Kendi göbeğimizi kesebiliriz
Uçak gemisi konusu gündeme geldiğinde Ankara’nın satın alma yoluna gitme ihtimali kamuoyunda sıkça tartışıldı. Bu durum ‘Acaba tamamen yerli ve milli üretim yapamayacak durumda mıyız?’ görüşlerine neden oldu.
Bu durumu Gürdeniz’e sorduk:
“Türkiye artık gemi dizaynı ve inşasında önemli bir aktör. Burada temel neden dizaynı yapanların da deniz subayı olması yani kullanıcı taraftan yetişmiş olmaları... Diğer ülkelerde böyle değil. O nedenle gerek MİLGEM korvetler gerekse firkateynlerde elde edilen bu üstünlük gelecekte TCG Anadolu ve TCG Trakya kullanıldıkça ve dersler çıkarıldıkça daha uygun ve etkin yerli dizaynlara rehberlik edecek.

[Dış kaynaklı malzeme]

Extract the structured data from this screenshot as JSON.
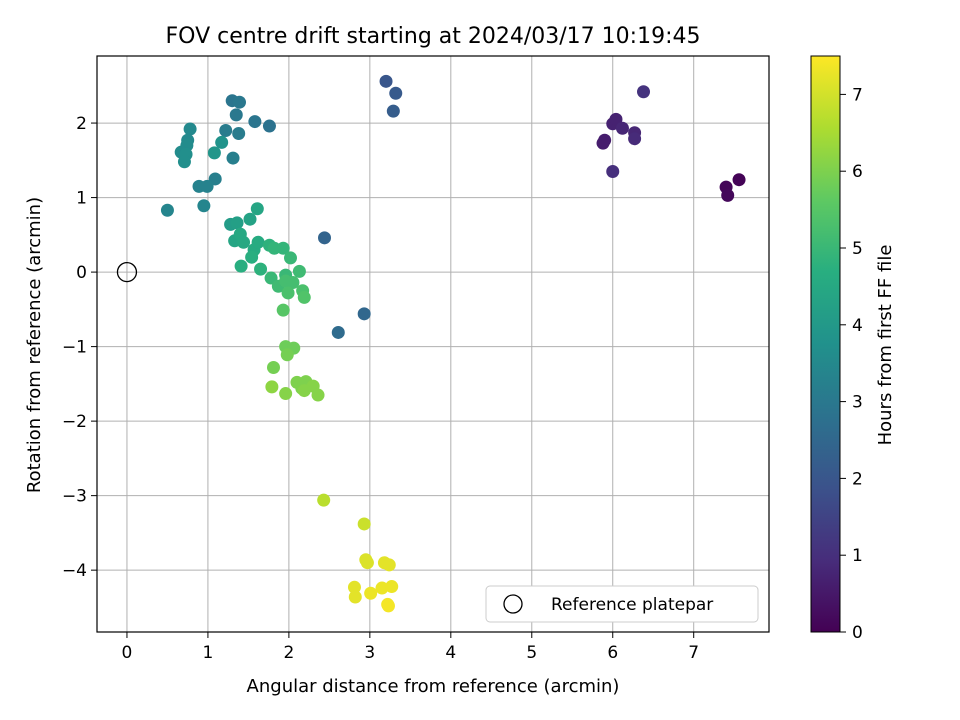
{
  "chart_data": {
    "type": "scatter",
    "title": "FOV centre drift starting at 2024/03/17 10:19:45",
    "xlabel": "Angular distance from reference (arcmin)",
    "ylabel": "Rotation from reference (arcmin)",
    "xlim": [
      -0.37,
      7.93
    ],
    "ylim": [
      -4.83,
      2.9
    ],
    "xticks": [
      0,
      1,
      2,
      3,
      4,
      5,
      6,
      7
    ],
    "yticks": [
      -4,
      -3,
      -2,
      -1,
      0,
      1,
      2
    ],
    "grid": true,
    "legend": {
      "placement": "bottom-right",
      "entries": [
        "Reference platepar"
      ]
    },
    "reference_point": {
      "x": 0,
      "y": 0
    },
    "colorbar": {
      "label": "Hours from first FF file",
      "min": 0,
      "max": 7.5,
      "ticks": [
        0,
        1,
        2,
        3,
        4,
        5,
        6,
        7
      ],
      "colormap": "viridis"
    },
    "points": [
      {
        "x": 7.56,
        "y": 1.24,
        "h": 0.05
      },
      {
        "x": 7.4,
        "y": 1.14,
        "h": 0.1
      },
      {
        "x": 7.42,
        "y": 1.03,
        "h": 0.15
      },
      {
        "x": 5.9,
        "y": 1.77,
        "h": 0.6
      },
      {
        "x": 5.88,
        "y": 1.73,
        "h": 0.6
      },
      {
        "x": 6.0,
        "y": 1.99,
        "h": 0.7
      },
      {
        "x": 6.04,
        "y": 2.05,
        "h": 0.7
      },
      {
        "x": 6.12,
        "y": 1.93,
        "h": 0.8
      },
      {
        "x": 6.27,
        "y": 1.87,
        "h": 0.8
      },
      {
        "x": 6.27,
        "y": 1.79,
        "h": 0.9
      },
      {
        "x": 6.0,
        "y": 1.35,
        "h": 1.0
      },
      {
        "x": 6.38,
        "y": 2.42,
        "h": 1.1
      },
      {
        "x": 3.2,
        "y": 2.56,
        "h": 2.0
      },
      {
        "x": 3.32,
        "y": 2.4,
        "h": 2.1
      },
      {
        "x": 3.29,
        "y": 2.16,
        "h": 2.2
      },
      {
        "x": 2.44,
        "y": 0.46,
        "h": 2.4
      },
      {
        "x": 2.93,
        "y": -0.56,
        "h": 2.5
      },
      {
        "x": 2.61,
        "y": -0.81,
        "h": 2.6
      },
      {
        "x": 1.76,
        "y": 1.96,
        "h": 2.8
      },
      {
        "x": 1.58,
        "y": 2.02,
        "h": 2.9
      },
      {
        "x": 1.3,
        "y": 2.3,
        "h": 2.9
      },
      {
        "x": 1.39,
        "y": 2.28,
        "h": 3.0
      },
      {
        "x": 1.35,
        "y": 2.11,
        "h": 3.0
      },
      {
        "x": 1.22,
        "y": 1.9,
        "h": 3.1
      },
      {
        "x": 1.38,
        "y": 1.86,
        "h": 3.1
      },
      {
        "x": 1.31,
        "y": 1.53,
        "h": 3.2
      },
      {
        "x": 1.09,
        "y": 1.25,
        "h": 3.2
      },
      {
        "x": 0.89,
        "y": 1.15,
        "h": 3.3
      },
      {
        "x": 0.99,
        "y": 1.15,
        "h": 3.3
      },
      {
        "x": 0.95,
        "y": 0.89,
        "h": 3.4
      },
      {
        "x": 0.5,
        "y": 0.83,
        "h": 3.4
      },
      {
        "x": 0.78,
        "y": 1.92,
        "h": 3.5
      },
      {
        "x": 0.75,
        "y": 1.77,
        "h": 3.5
      },
      {
        "x": 0.74,
        "y": 1.7,
        "h": 3.6
      },
      {
        "x": 0.67,
        "y": 1.61,
        "h": 3.6
      },
      {
        "x": 0.73,
        "y": 1.58,
        "h": 3.7
      },
      {
        "x": 0.71,
        "y": 1.48,
        "h": 3.7
      },
      {
        "x": 1.17,
        "y": 1.74,
        "h": 3.8
      },
      {
        "x": 1.08,
        "y": 1.6,
        "h": 3.9
      },
      {
        "x": 1.28,
        "y": 0.64,
        "h": 4.1
      },
      {
        "x": 1.36,
        "y": 0.66,
        "h": 4.2
      },
      {
        "x": 1.52,
        "y": 0.71,
        "h": 4.3
      },
      {
        "x": 1.61,
        "y": 0.85,
        "h": 4.4
      },
      {
        "x": 1.33,
        "y": 0.42,
        "h": 4.4
      },
      {
        "x": 1.4,
        "y": 0.51,
        "h": 4.5
      },
      {
        "x": 1.44,
        "y": 0.4,
        "h": 4.5
      },
      {
        "x": 1.57,
        "y": 0.3,
        "h": 4.6
      },
      {
        "x": 1.62,
        "y": 0.4,
        "h": 4.6
      },
      {
        "x": 1.54,
        "y": 0.2,
        "h": 4.7
      },
      {
        "x": 1.41,
        "y": 0.08,
        "h": 4.7
      },
      {
        "x": 1.65,
        "y": 0.04,
        "h": 4.8
      },
      {
        "x": 1.76,
        "y": 0.36,
        "h": 4.8
      },
      {
        "x": 1.82,
        "y": 0.32,
        "h": 4.9
      },
      {
        "x": 1.93,
        "y": 0.32,
        "h": 4.9
      },
      {
        "x": 2.02,
        "y": 0.19,
        "h": 5.0
      },
      {
        "x": 1.78,
        "y": -0.08,
        "h": 5.0
      },
      {
        "x": 1.96,
        "y": -0.04,
        "h": 5.0
      },
      {
        "x": 2.13,
        "y": 0.01,
        "h": 5.1
      },
      {
        "x": 1.87,
        "y": -0.19,
        "h": 5.1
      },
      {
        "x": 1.96,
        "y": -0.12,
        "h": 5.2
      },
      {
        "x": 2.05,
        "y": -0.14,
        "h": 5.2
      },
      {
        "x": 1.99,
        "y": -0.28,
        "h": 5.3
      },
      {
        "x": 2.17,
        "y": -0.25,
        "h": 5.3
      },
      {
        "x": 2.19,
        "y": -0.34,
        "h": 5.4
      },
      {
        "x": 1.93,
        "y": -0.51,
        "h": 5.5
      },
      {
        "x": 1.96,
        "y": -1.0,
        "h": 5.8
      },
      {
        "x": 2.06,
        "y": -1.02,
        "h": 5.8
      },
      {
        "x": 1.98,
        "y": -1.11,
        "h": 5.9
      },
      {
        "x": 1.81,
        "y": -1.28,
        "h": 5.9
      },
      {
        "x": 2.1,
        "y": -1.48,
        "h": 6.0
      },
      {
        "x": 2.16,
        "y": -1.56,
        "h": 6.0
      },
      {
        "x": 2.21,
        "y": -1.47,
        "h": 6.0
      },
      {
        "x": 2.3,
        "y": -1.53,
        "h": 6.1
      },
      {
        "x": 2.19,
        "y": -1.59,
        "h": 6.1
      },
      {
        "x": 2.36,
        "y": -1.65,
        "h": 6.1
      },
      {
        "x": 1.96,
        "y": -1.63,
        "h": 6.1
      },
      {
        "x": 1.79,
        "y": -1.54,
        "h": 6.2
      },
      {
        "x": 2.43,
        "y": -3.06,
        "h": 6.7
      },
      {
        "x": 2.93,
        "y": -3.38,
        "h": 6.9
      },
      {
        "x": 2.95,
        "y": -3.86,
        "h": 7.1
      },
      {
        "x": 2.97,
        "y": -3.9,
        "h": 7.1
      },
      {
        "x": 3.18,
        "y": -3.9,
        "h": 7.2
      },
      {
        "x": 3.24,
        "y": -3.93,
        "h": 7.2
      },
      {
        "x": 2.81,
        "y": -4.23,
        "h": 7.2
      },
      {
        "x": 2.82,
        "y": -4.36,
        "h": 7.2
      },
      {
        "x": 3.01,
        "y": -4.31,
        "h": 7.3
      },
      {
        "x": 3.15,
        "y": -4.24,
        "h": 7.3
      },
      {
        "x": 3.27,
        "y": -4.22,
        "h": 7.3
      },
      {
        "x": 3.22,
        "y": -4.46,
        "h": 7.4
      },
      {
        "x": 3.23,
        "y": -4.48,
        "h": 7.4
      }
    ]
  }
}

İzlenmesi gereken yol, tecrübe birikimi sonrası kendi dizaynımız olan gelişmiş amfibi hücum gemisi ya da çok maksatlı hafif uçak gemisine yönelmek olabilir. Zira gerek teknoloji gerekse harekât ortamı geçmişle kıyaslanamayacak kadar hızlı gelişiyor.”
Ekonomi geliştikçe platformlar da gelişir
Türkiye ekonomisi geliştikçe ihtiyaç duyulan platformların da gelişeceğini kaydeden Gürdeniz, “TCG Anadolu ve türevi gemilerden elde edilecek tecrübelerden sonra girişilecek hafif uçak gemisi projesi Türk ekonomisinin gelişmesi paralelinde düşünülebilir. Bugün için acil ihtiyacımız 6 adet havadan bağımsız tahrikli denizaltı projemizi tamamlamak ve TCG Anadolu’yu açık denizde koruyacak asli unsurlar olacak TF 2000 hava savunma firkateyn projesini bir an önce başlatmak olmalıdır” şeklinde konuştu.